Friday
Few poets have impacted the way we see the world more than William Wordsworth. In a recent Guardian article, novelist Margaret Drabble doesn’t mince words in describing his influence:
Wordsworth changed forever the way we view the natural world and the inner world of feeling. He also connected the two indivisibly. We are his heirs, and we see and feel through him. His vision illumined our landscape.
We now are so accustomed to see the world in this way that we forget that it was not always thus.

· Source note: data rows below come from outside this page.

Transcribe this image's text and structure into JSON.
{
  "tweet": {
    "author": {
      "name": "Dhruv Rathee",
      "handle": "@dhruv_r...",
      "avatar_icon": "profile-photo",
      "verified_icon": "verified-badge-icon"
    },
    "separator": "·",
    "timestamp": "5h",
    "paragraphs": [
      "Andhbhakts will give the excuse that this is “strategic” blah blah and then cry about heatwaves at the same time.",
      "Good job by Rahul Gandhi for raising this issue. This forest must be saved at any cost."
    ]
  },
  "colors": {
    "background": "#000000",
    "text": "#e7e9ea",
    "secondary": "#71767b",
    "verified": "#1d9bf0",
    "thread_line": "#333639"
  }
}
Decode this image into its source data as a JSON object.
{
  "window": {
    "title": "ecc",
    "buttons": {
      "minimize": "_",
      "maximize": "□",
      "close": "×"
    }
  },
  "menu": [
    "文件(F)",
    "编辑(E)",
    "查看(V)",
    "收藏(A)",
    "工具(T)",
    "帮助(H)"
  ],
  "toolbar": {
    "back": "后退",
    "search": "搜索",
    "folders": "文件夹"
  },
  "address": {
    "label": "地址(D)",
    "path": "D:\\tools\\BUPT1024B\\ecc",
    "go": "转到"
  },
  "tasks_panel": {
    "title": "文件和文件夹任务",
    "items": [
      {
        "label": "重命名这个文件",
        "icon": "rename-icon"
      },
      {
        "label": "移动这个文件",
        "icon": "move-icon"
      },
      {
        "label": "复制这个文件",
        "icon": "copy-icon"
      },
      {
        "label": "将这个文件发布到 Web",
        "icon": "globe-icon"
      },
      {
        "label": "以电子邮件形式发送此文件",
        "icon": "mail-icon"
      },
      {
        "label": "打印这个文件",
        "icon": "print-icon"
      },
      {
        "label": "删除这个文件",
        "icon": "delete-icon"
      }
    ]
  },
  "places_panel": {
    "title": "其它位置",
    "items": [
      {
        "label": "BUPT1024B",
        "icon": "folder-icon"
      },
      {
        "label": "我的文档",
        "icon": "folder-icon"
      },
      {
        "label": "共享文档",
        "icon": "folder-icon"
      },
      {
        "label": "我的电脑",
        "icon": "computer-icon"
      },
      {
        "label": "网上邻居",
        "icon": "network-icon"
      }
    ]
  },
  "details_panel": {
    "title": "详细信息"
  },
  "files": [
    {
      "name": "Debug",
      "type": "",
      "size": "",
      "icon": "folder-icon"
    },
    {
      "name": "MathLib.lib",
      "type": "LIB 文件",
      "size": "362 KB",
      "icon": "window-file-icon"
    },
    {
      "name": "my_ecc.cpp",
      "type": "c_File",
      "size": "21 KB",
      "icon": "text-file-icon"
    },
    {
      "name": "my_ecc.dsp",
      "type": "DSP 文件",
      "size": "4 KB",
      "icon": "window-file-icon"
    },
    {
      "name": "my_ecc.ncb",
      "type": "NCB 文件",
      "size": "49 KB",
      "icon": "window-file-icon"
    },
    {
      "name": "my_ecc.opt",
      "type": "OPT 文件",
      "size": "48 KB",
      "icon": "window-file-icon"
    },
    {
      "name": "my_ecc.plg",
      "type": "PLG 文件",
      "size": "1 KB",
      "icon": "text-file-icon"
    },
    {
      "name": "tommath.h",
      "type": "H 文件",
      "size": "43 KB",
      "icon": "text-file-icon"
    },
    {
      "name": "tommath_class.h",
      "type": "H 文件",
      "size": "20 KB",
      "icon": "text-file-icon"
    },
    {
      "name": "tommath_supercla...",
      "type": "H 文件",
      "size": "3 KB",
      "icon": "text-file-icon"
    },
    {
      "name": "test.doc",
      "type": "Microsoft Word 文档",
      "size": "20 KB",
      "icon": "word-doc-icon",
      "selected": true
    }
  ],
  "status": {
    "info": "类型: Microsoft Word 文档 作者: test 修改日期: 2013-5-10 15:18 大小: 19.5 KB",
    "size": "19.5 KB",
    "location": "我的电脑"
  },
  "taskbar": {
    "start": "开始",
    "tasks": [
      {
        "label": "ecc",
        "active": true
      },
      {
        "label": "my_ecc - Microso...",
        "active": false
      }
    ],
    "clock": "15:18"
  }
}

Poets in the 18th century may have enjoyed a good landscape, but they didn’t then link the experience with intimate states of mind, as Wordsworth does in the concluding stanza of his beloved “I Wandered Lonely As a Cloud”:
For oft, when on my couch I lie
In vacant or in pensive mood,
They flash upon that inward eye
Which is the bliss of solitude;
And then my heart with pleasure fills,
And dances with the daffodils.
About Wordsworth’s autobiographical Prelude, which I’ve never read in its entirety, Drabble writes,
It is a work of astonishing originality, both in its subject matter (childhood and the growth of the mind, described with a pre-Freudian insight unprecedented in literature) and in its form. The verse is powerful, supple, subtle, freely flowing. Wordsworth revered both Shakespeare and Milton. His is the third great iambic voice in the English language.
I like to tackle a long poem or a series of poems for my Lenten discipline. Last year I read Milton’s Paradise Regained. I believe I have my candidate for this year.